These facts are helpful, thanks. And I appreciate the frankness.
I certainly don't speak for the State PDMPs. We have clashed often in the past, and many of them may be diametrically opposed to my comments below. But it may be helpful to at least explore why the metaphor of one tail wagging one dog may be misleading. I'd proffer that there are actually 50 tails and several dozen dogs, and the shared national goal is to somehow getting them all wagging and walking in perfect harmony (please don't ask me to diagram it).
The tails are the 50 sovereign state governments, each of which must be sensitive to the parochial needs of its constituents, even if this does fail to serve a purported broader "national" mission (and causes my hair to gray prematurely).
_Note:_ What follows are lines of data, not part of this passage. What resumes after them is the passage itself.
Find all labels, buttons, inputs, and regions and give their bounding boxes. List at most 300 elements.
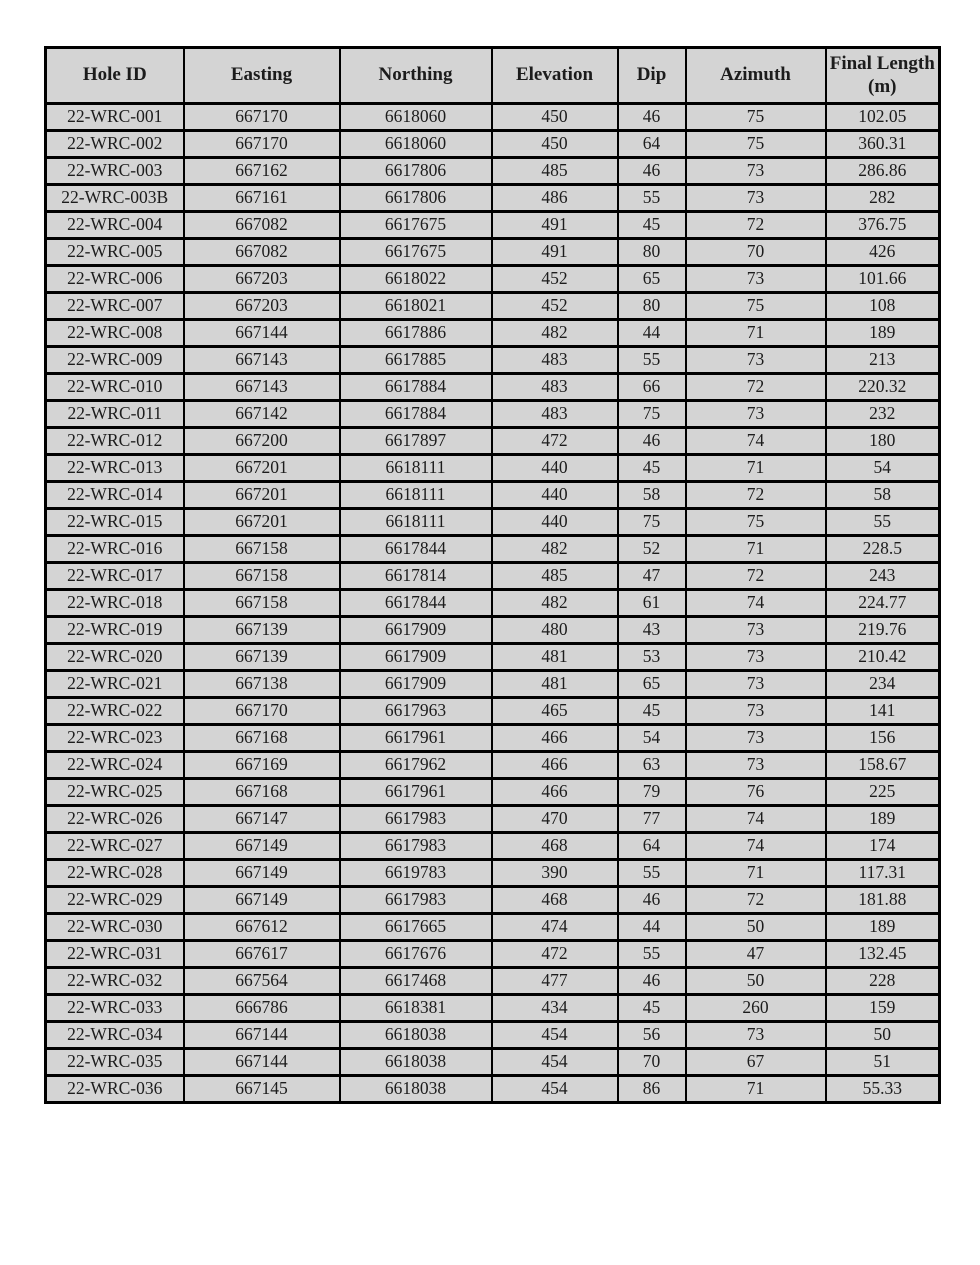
table-cell: 667170 [184, 698, 340, 725]
table-cell: 73 [686, 752, 826, 779]
table-cell: 6617909 [340, 644, 492, 671]
table-cell: 466 [492, 752, 618, 779]
table-row [46, 779, 940, 806]
table-cell: 228.5 [826, 536, 940, 563]
table-cell: 491 [492, 212, 618, 239]
table-row [46, 266, 940, 293]
table-cell: 360.31 [826, 131, 940, 158]
table-cell: 22-WRC-009 [46, 347, 184, 374]
table-cell: 54 [826, 455, 940, 482]
table-cell: 6617884 [340, 374, 492, 401]
table-row [46, 374, 940, 401]
table-cell: 55 [618, 941, 686, 968]
table-cell: 58 [826, 482, 940, 509]
table-row [46, 725, 940, 752]
table-cell: 667145 [184, 1076, 340, 1103]
table-cell: 47 [618, 563, 686, 590]
table-cell: 74 [686, 833, 826, 860]
table-cell: 667142 [184, 401, 340, 428]
table-cell: 474 [492, 914, 618, 941]
table-row [46, 995, 940, 1022]
table-cell: 22-WRC-001 [46, 104, 184, 131]
table-cell: 667158 [184, 590, 340, 617]
table-cell: 73 [686, 725, 826, 752]
table-cell: 189 [826, 914, 940, 941]
table-cell: 22-WRC-011 [46, 401, 184, 428]
table-cell: 667144 [184, 1022, 340, 1049]
table-cell: 72 [686, 887, 826, 914]
table-cell: 44 [618, 320, 686, 347]
table-cell: 22-WRC-033 [46, 995, 184, 1022]
table-cell: 22-WRC-018 [46, 590, 184, 617]
table-row [46, 104, 940, 131]
table-cell: 667144 [184, 1049, 340, 1076]
table-cell: 468 [492, 833, 618, 860]
table-cell: 189 [826, 806, 940, 833]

The several dozen dogs are all the domains in which the States wish their electronic records systems to interoperate, including transportation, public safety, courts, motor vehicles, homeland security, the various health domains, etc., etc. PDMP is but a tiny slice that stretches across multiple domains (at least several health sub-domains plus law enforcement, perhaps others).
The SCRIPT specification may represent the best expression of interoperability standards ever developed. From a state perspective, however, adopting it for PDMP exchanges would likely engender little benefit for any of the other "dogs" (other domains). They could just as readily argue that the current Initiative is attempting to have the SCRIPT tail wag the state interoperability dog.
NIEM is at least intended to serve multiple domains. A state decision to adopt a NIEM-based data interoperability specification for PDMPs is entirely consistent with the holistic state goal of utilizing a common data modeling approach across all domains. SCRIPT would likely not serve this purpose (probably never intended to do so).
It may also help to bear in mind that the states don't enjoy nearly the fiscal flexibility that the Federal Government does. By adopting both NIEM and SCRIPT, a State would necessarily be draining resources away from some other area. It's a zero-sum game for them.
On the other hand, if funds were being provided externally, with no hit to any state fisc, the resource constraints might not be so binding and multiple standards could be justified.
Otherwise, faced with having to use more of their own scarce resources, the states might be able to defend a NIEM adoption decision more readily to their constituents. They could even argue that they're serving a broader national interest at the same time.
In fact, some of the states may be scratching their heads wondering why the Federal Government itself isn't of a uniform mind in this regard. Perhaps the wagging tails number more than merely 50?
Alternatively, somebody could start lobbying for a national PDMP and have all the data flow directly to the Federal Government (let me know how that effort goes).